残念ながら、日本にも
人種差別は存在する

 こうした話を聞いてしまうと、「自分たちのビジネスのために日本を不当に貶めるような動画をつくるなんて、絶対に許さない!」とさらに激しい怒りを覚えてしまう方もいるかもしれないが、実際、この動画には「不当」とは言い難い部分がある。
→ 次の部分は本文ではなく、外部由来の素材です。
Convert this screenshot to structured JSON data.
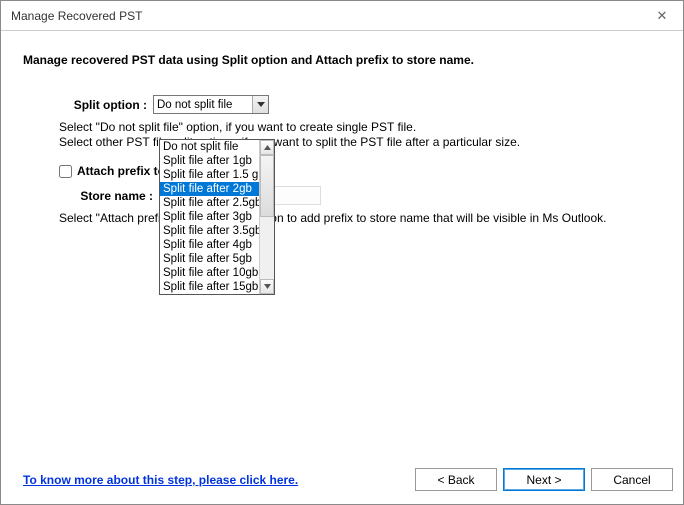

 残念ながら、日本にも人種差別はちゃんと存在している。2017年の法務省調査で、外国人であることを理由に就職を断られた人は25%、入居を断られた人は約40%もいた。しかし、このような差別を受けても、どこかへ相談をした人は約11%に満たない。この「差別を受けても泣き寝入り」という傾向は、自分で声を上げることのできない外国籍の児童ともなれば、もっと深刻だということは容易に想像できよう。

 今年3月の文科省の発表によれば、日本にいる外国人の子どもは約2万人が不就学の可能性がある。もちろん、学校に通えないのは言葉の壁があるなど色々な理由が考えられるが、その中には人種差別からくるいじめがあることは十分に考えられる。

 実際、文部科学省が発表した『問題行動・不登校調査』によると、2019年度に全国の国公私立の小中高校などで認知されたいじめの件数は、前年度より6万8563件多い61万2496件に上っている。

 学校から報告があった子どもの自殺は317人。しかし、警察庁統計では自殺した小中高校生は382人。学校側が把握せずに命を絶った子どもが65人もいたのである。

 これだけいじめが蔓延している日本の学校に、外国籍の子どもがポンと放り込まれたら、「肌の色が違う」「日本語がうまくしゃべれない」などの理由でいじめに遭う可能性は、かなり高いのではないか。